それ以来、竹芝とは会話をしていない。僕が授業に出ないので、大学で会うこともない。竹芝は、あのセミナーで、がんじがらめに縛られて、それに一種のエクスタシーを感じるかのような生活をしているのだろうか。時々、ふと、強烈に竹芝のことを思い出してしまう。あの、喜々とした表情。どこから来るのか分からないみなぎり。不思議なことが、たくさん起こるといった、セミナー。僕は、仮想現実の中でも、エリアスポットを絞り、御徒町にズームすることが増えた。「ハッピー・セミナー」という言葉をタグにして、呼びかけてみる。「だれか、ハッピー・セミナーに通っている人、または、知っている人」。そんな僕の呼びかけに、応えるものは一人もいなかった。考えてみれば、当然かも知れない。ハッピー・セミナーに行く人は、現実社会で抗っている。現実に疲れてもなお、対処法を現実社会で見つけようとしている。そんな人達が、逃げ込むところは、仮想ではなく、あくまでも現実なのだ。そもそもの思考に違いがある。

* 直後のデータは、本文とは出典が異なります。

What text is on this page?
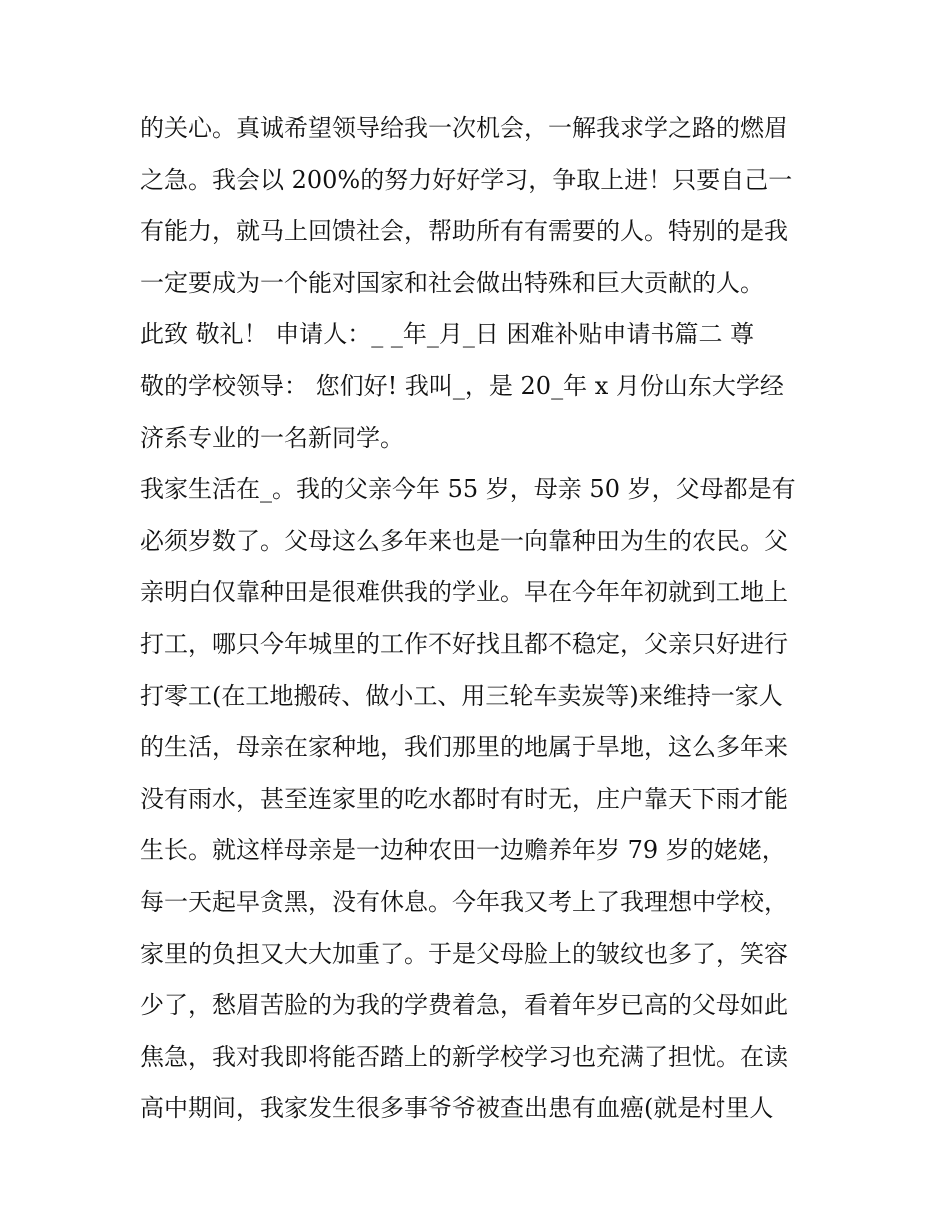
的关心。真诚希望领导给我一次机会，一解我求学之路的燃眉
之急。我会以 200%的努力好好学习，争取上进！只要自己一
有能力，就马上回馈社会，帮助所有有需要的人。特别的是我
一定要成为一个能对国家和社会做出特殊和巨大贡献的人。
此致 敬礼！ 申请人：_ _年_月_日 困难补贴申请书篇二 尊
敬的学校领导： 您们好! 我叫_，是 20_年 x 月份山东大学经
济系专业的一名新同学。
我家生活在_。我的父亲今年 55 岁，母亲 50 岁，父母都是有
必须岁数了。父母这么多年来也是一向靠种田为生的农民。父
亲明白仅靠种田是很难供我的学业。早在今年年初就到工地上
打工，哪只今年城里的工作不好找且都不稳定，父亲只好进行
打零工(在工地搬砖、做小工、用三轮车卖炭等)来维持一家人
的生活，母亲在家种地，我们那里的地属于旱地，这么多年来
没有雨水，甚至连家里的吃水都时有时无，庄户靠天下雨才能
生长。就这样母亲是一边种农田一边赡养年岁 79 岁的姥姥，
每一天起早贪黑，没有休息。今年我又考上了我理想中学校，
家里的负担又大大加重了。于是父母脸上的皱纹也多了，笑容
少了，愁眉苦脸的为我的学费着急，看着年岁已高的父母如此
焦急，我对我即将能否踏上的新学校学习也充满了担忧。在读
高中期间，我家发生很多事爷爷被查出患有血癌(就是村里人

呼びかけても応答のないセミナー。これだけ情報が溢れているのに、そこでも、ひっかかるものが一つもない。僕は、心のどこかで、「ハッピー・セミナー被害者の会」のようなものがあるのではないかと疑っていた。そして、そのことを竹芝が知らないなら、一刻も早く知らせなければいけない、とも思っていた。そもそも、毎日セミナーに通って、どのくらいのお金を払っているのだろうか。たぶん、最初はそんなに高くないだろう。そうして、考え方を調教してから、じっくりと資産を吸い取るつもりだろう。そのことの証拠、被害者の声がないかどうか。僕は、そのセミナーの存在が、カーンなる教祖のような人物が、どんどん悪しき者として増長され、竹芝を救い出すことが使命ではないか、とさえ考えるようになった。
僕がカーンに会ったのは、夏の暑い日だった。